Önemli olan ceviz fidanı dağıtmak değil, bunlara sahip çıkmaktır. Bu fidanları ağaç haline getirmek,bakımını yapmak meyveye dönüşmelerini sağlamak,,hastalıklarıyla mücadele etmek ve korumaktır.Gurk tavuğun civcivlerini koruduğu gibi koruyacaksın. Üstüne titreyeceksin.Ceviz bugün hayatımızın vazgeçilmezleri arasındadır. Pazarlaması da, muhafaza edilmesi de ,değerlendirilmesi de önemlidir.Ev ekonomisini güçlendiren önemli bir üründür. Tavşanlı Gıda Tarım ve Hayvancılık İlçe Müdürlüğü yerinde bir karar vermiş. Çünkü bu birimimizin değerli mensupları Tavşanlı ikliminin ceviz için uygun olduğunu görmüştür. Bu nedenle değerli ilçe Tarım Müdürümüz Özkan Parlak’ın şahsında tüm birim çalışanlarını kutluyorum. Üreticiye fidan dağıtımı töreninde hazır bulunan belediye başkanımız Mustafa Güler’e,İlçe Özel İdare Müdürümüz Ali Ertürk’e, Ziraat Odası Başkanımız İsmail Akpınar’a,il genel meclisi üyelerimize,muhtarlarımıza ayrıca teşekkür ediyorum.
Belediye başkanımız,Şehir Planlamacısı sayın Mustafa Güler fidan dağıtımı münasebetiyle duygu ve düşüncelerini ifade etmiş. Tarımsal girdilerin önemine değinmiş. “ Tavşanlı’nın bereketli topraklarını korumalıyız” demiş. Sevgili başkan bir köy çocuğudur. Toprağın ne denli mukaddes,kutsal,öpülüp başa konulacak bir nimet olduğunu,baktığında neler verdiğini iyi bilir. Tarım Kredi Kooperatifi’nce üreticilere teslim edilen ceviz fidanları 6 bin 400 fidan ,400 dekar(dönüm) alanı ceviz ormanına dönüştürecek. İnşallah bu fidanlar,ağaç olacak ve 2027-2032 yılları arasında üreticimizi sevindirecek.
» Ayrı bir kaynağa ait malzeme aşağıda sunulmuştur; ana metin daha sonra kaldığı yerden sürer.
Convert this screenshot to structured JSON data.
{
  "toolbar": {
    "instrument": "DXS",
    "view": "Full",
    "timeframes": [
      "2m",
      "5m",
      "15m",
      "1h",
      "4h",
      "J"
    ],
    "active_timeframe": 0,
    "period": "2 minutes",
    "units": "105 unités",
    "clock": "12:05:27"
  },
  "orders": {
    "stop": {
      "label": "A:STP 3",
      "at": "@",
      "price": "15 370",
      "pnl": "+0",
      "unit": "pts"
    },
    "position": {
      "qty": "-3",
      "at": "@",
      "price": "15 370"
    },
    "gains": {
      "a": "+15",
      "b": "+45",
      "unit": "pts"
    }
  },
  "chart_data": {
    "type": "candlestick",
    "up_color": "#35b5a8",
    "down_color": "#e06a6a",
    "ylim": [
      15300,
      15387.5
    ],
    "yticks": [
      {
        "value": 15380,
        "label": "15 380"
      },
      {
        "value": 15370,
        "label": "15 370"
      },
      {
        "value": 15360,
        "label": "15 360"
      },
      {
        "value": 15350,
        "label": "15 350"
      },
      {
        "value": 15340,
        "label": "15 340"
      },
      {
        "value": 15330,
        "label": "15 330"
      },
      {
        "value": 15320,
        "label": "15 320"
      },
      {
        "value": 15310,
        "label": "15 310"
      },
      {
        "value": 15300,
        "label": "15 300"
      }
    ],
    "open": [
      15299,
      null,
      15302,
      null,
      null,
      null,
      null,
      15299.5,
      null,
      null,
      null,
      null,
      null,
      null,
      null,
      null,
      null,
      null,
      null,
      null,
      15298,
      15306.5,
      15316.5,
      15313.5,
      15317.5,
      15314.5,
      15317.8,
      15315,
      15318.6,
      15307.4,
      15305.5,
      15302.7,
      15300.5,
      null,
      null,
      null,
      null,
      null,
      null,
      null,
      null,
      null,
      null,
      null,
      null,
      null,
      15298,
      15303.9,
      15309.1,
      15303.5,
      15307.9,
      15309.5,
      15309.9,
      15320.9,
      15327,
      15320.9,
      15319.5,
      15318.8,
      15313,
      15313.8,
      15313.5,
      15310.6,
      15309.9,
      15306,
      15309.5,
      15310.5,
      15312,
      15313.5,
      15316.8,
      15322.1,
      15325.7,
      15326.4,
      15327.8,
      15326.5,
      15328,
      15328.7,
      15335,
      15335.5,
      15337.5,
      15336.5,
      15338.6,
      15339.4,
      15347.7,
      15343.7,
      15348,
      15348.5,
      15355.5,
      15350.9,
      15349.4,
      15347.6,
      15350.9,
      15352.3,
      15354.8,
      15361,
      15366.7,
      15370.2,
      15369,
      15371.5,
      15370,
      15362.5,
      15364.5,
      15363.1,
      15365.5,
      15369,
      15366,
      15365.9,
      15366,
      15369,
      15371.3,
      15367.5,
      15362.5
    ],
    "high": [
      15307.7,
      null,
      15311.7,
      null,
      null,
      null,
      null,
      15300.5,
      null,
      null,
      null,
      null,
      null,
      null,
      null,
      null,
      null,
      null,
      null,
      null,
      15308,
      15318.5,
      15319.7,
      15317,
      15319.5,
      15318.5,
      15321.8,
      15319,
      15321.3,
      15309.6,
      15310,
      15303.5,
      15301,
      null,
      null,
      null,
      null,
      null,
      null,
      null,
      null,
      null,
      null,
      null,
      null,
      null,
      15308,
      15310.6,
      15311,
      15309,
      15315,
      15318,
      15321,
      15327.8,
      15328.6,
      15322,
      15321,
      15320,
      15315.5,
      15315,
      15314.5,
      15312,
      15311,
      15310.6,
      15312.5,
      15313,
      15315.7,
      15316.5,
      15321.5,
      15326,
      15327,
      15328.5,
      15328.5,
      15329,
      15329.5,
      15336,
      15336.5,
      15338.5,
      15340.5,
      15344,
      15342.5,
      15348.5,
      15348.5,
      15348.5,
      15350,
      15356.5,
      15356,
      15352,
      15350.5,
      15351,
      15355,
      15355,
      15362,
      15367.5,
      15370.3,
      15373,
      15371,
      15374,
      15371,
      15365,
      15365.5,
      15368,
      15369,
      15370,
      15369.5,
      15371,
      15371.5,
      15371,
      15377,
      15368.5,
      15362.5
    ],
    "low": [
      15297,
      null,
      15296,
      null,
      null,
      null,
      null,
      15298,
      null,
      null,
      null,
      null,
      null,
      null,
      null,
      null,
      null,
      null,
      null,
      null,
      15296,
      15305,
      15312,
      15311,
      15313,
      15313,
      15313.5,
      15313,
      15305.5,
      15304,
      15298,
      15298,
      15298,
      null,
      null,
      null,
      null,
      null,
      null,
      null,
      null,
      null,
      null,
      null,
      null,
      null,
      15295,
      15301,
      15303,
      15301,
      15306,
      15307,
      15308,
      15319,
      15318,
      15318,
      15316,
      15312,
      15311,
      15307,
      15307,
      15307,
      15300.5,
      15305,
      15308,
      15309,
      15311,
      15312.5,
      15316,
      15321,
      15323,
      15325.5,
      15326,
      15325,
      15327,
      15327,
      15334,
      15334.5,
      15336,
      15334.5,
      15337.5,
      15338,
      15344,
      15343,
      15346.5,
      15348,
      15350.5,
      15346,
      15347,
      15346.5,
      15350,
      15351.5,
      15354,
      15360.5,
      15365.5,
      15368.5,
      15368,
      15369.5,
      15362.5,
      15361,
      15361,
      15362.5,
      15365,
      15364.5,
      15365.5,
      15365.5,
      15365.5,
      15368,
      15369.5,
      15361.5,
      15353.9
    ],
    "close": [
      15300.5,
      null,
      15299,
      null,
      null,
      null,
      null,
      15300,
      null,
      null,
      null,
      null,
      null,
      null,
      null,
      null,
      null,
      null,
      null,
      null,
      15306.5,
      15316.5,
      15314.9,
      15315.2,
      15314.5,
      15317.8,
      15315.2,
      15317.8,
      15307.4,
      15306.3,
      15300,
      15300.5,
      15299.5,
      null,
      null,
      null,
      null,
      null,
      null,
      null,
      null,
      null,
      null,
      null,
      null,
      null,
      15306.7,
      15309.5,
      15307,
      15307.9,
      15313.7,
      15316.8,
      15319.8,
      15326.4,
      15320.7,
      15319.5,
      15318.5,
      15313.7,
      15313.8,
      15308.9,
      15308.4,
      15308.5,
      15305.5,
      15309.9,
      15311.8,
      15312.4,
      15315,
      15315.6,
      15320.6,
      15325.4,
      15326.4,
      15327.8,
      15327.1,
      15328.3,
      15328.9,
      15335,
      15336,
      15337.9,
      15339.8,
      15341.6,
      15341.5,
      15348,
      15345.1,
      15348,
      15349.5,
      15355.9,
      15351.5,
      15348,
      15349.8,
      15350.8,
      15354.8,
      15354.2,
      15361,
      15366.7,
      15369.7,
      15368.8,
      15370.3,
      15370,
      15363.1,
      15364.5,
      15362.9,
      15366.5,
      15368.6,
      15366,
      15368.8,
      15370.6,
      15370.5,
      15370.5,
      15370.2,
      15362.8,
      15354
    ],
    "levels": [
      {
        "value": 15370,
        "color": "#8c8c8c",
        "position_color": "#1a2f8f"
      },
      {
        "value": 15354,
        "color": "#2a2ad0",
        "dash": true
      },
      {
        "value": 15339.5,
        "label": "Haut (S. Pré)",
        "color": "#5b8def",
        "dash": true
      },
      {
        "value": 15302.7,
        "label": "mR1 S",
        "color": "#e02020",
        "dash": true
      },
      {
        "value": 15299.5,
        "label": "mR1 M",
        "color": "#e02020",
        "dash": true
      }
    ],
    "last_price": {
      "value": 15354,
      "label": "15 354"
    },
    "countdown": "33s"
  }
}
Halen yerli cevizin bir kilosu özellikle Tavşanlı’da 55 lira ve üzerinde alıcı buluyor. İşler yolunda giderse sadece bu kadar ceviz ağacı ,Tavşanlı ekonomisine 15 milyon TL kadar bir katkı verecektir. Ceviz üreticilerinden Yusuf Keskin konuşmuş:” Ayvalı Köyü’nde 12 dekar(dönüm) alana 200 ceviz fidanını toprakla buluşturacağım. Herkese teşekkür ederim” demiş. Ben de bu tür törenlerle nice meyva fidanlarının üreticimize kazandırılmasını diliyorum. Ağacın piri Veysel Karani Hazretleri’nin ruhu şad olsun.Ceviz ağaçlarının ilçemizde yaygınlaştırılmasında öncülük yapan, merhum arkadaşlarım Fevzi Coşgun ve Ali Göktekin’i rahmetle anıyorum. Ne kadar çok ceviz fidanı o kadar çok ceviz ağacı ve kilolarca ceviz demektir. Ceviz aileler için Tavşanlı’da ek bir gelir kapısı olabilir. . Hiç olmazsa 87 köyümüzde en azından 10 000 tane ceviz ağacımız olsun.Güzel olmaz mı? Her Tavşanlılı bir ceviz fidanı dikse 100 bin küsur ceviz ağacımız olur.